The companies that have been collecting royalties on the “Happy Birthday” song for the past 80 years will be singing a different tune this year. According to federal judge George H. King of the United States District Court for the Central District of California in Los Angeles, none of these companies have held a valid copyright claim to the song. This ruling is a reversal of decades of copyright claims. The judge held that Warner/Chappell, the publishing division of Warner Music, never had the right to charge for use of the song. Warner had been enforcing its copyright claim since 1988, when it bought Birch Tree Group, the successor to Clayton F. Summy Co., which claimed the original disputed copyright. Judge King ruled that a copyright filed by the Summy Co. in 1935 granted only the rights to specific piano arrangements of the music, not the actual song. The plaintiffs in the case included a group of filmmakers currently producing a documentary about the song. Plaintiffs’ attorneys described the “years-long legal fight as a David vs. Goliath battle, that pitted independent filmmakers against a large corporation collecting profits on a song whose authors had long since died.”

Until this ruling, Warner had been asking for royalties from anyone wanting to sing or play the “Happy Birthday” song with the lyrics. Their profits usually came from stage productions, television shows, movies, or greeting cards. The records from a hearing in the case show that the company has collected as much as six figures for certain single uses of the song, and according to a study of the song by Robert Brauneis, a professor at the George Washington University Law School, it brings in about $2 million a year in royalties. Even people wanting to sing the “Happy Birthday” song publicly as a part of a business (for example, a restaurant owner giving out free birthday cake to customers), technically are supposed to be paying to use the song. This is what sparked restaurant chains to come up with their own creative spins to the song in order to avoid paying royalties.

The “Happy Birthday” song (said to be the most recognized song in the English language) was created in 1893, when a Kentucky schoolteacher named Patty Smith Hill and her older sister, Mildred J. Hill, wrote the song for Patty’s kindergarten students, titling it “Good Morning To All.” The original lyrics were “Good morning to you / Good morning to you / Good morning, dear children / Good morning to all.” Patty also composed a melody to match the words that could be easily sung by young children. The sisters published the song in a book called “Song Stories for the Kindergarten,” and supposedly assigned the copyright to their publisher, Clayton F. Summy Co., in exchange for a cut of the sales. A third of the profits from licensing the song go to a charity of the Hill Family, the Association for Childhood Education International, whose 2012 nonprofit tax return indicates it received $754,108 in royalties.

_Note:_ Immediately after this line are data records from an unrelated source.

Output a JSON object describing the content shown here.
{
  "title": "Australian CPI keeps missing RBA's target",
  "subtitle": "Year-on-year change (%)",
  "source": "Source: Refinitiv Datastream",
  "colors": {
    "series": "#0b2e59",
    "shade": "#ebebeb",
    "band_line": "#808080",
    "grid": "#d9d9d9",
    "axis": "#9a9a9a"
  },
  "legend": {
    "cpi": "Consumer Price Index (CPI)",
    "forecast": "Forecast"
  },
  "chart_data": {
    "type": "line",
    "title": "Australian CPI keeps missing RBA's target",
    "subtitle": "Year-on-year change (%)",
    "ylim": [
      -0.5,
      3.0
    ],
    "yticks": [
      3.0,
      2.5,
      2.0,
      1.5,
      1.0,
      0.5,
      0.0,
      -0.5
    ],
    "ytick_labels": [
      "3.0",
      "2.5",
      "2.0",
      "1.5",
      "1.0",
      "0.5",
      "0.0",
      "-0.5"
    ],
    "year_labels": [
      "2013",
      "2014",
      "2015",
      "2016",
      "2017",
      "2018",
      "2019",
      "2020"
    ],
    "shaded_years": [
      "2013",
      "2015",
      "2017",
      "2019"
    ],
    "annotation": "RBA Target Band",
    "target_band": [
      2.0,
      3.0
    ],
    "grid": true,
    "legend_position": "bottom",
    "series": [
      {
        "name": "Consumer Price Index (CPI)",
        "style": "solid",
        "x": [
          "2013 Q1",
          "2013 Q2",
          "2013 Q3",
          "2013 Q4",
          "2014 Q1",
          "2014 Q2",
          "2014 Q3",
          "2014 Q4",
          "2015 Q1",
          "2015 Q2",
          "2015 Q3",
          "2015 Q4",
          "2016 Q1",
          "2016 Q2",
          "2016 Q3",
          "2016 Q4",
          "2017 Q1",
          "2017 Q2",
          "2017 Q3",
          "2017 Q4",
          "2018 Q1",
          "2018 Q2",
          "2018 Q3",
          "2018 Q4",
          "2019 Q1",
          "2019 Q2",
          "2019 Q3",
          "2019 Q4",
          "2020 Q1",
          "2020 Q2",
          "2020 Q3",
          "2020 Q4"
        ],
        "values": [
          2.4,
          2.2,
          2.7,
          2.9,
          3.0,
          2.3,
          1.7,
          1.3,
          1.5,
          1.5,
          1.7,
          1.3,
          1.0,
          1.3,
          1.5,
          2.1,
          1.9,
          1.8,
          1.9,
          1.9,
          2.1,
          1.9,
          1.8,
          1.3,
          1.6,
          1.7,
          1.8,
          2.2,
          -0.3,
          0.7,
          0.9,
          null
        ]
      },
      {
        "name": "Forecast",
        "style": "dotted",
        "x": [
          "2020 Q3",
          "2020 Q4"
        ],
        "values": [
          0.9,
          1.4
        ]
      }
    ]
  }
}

The copyright status of the “Happy Birthday” song began to receive more attention starting in 1998 with the passage of the Copyright Term Extension Act. The Copyright Act of 1976 states that a copyright would last for the life of the author plus 50 years or 75 years for a work of corporate authorship. For works copyrighted before 1978 that had not already entered the public domain, the 1976 Act extended the term from 28 years to 47 years, giving a total term of 75 years. The 1998 Act extended these terms to the life of the author plus 70 years and for works of corporate authorship to 120 years after creation or 95 years after publication, whichever endpoint is earlier. For works published prior to 1978, the term was increased by 20 years to a total of 95 years from their publication. The Supreme Court upheld the Copyright Term Extension Act in Eldred v. Ashcroft in 2003, in which Justice Breyer specifically mentioned the issue with the further extension of the “Happy Birthday” song copyright in his dissenting opinion.

In this case, Warner agreed with the plaintiffs that the melody of the song had entered the public domain years ago, however Warner claimed it still owned the rights to the lyrics via the 1935 copyright. The judge ruled that it is not entirely clear that the Hill sisters wrote the lyrics, but it is clear that they never asserted a copyright claim for the lyrics or the melody. Judge King held that no evidence exists that Clayton F. Summy Co. ever legally obtained the rights to the song.

This ruling means that the song is considered a public work and is free for everyone to use without having to pay for it. One of the filmmaker plaintiffs called the decision a “great victory for musicians, artists and people around the world who have waited decades for this.”

However, Brauneis says the ruling does not explicitly place the song in the public domain. He believes it leaves some open questions regarding whether there is someone else that might still own the rights to the song, but he concedes that finding out who would be an “interesting job.” One of the plaintiffs’ attorneys believes that because no one else has ever claimed to own the copyright, this decision means the song is public property.

The plaintiffs’ attorneys plan to move to qualify the lawsuit as a class action, in order to try to recoup the millions of dollars in licensing fees Warner/Chappell has collected over the years. They will pursue Warner for royalties paid since at least 1988 and could ask the company to repay the royalties that have been collected since 1935. Warner could still appeal the decision, but it would have to ask the judge to permit an appeal to go forward, and the company has not indicated it will do so. A spokesman for Warner/Chappell said that it will be “considering [its] options.”

 

Mikaela Dealissia is a J.D. candidate, ’17, at the NYU School of Law.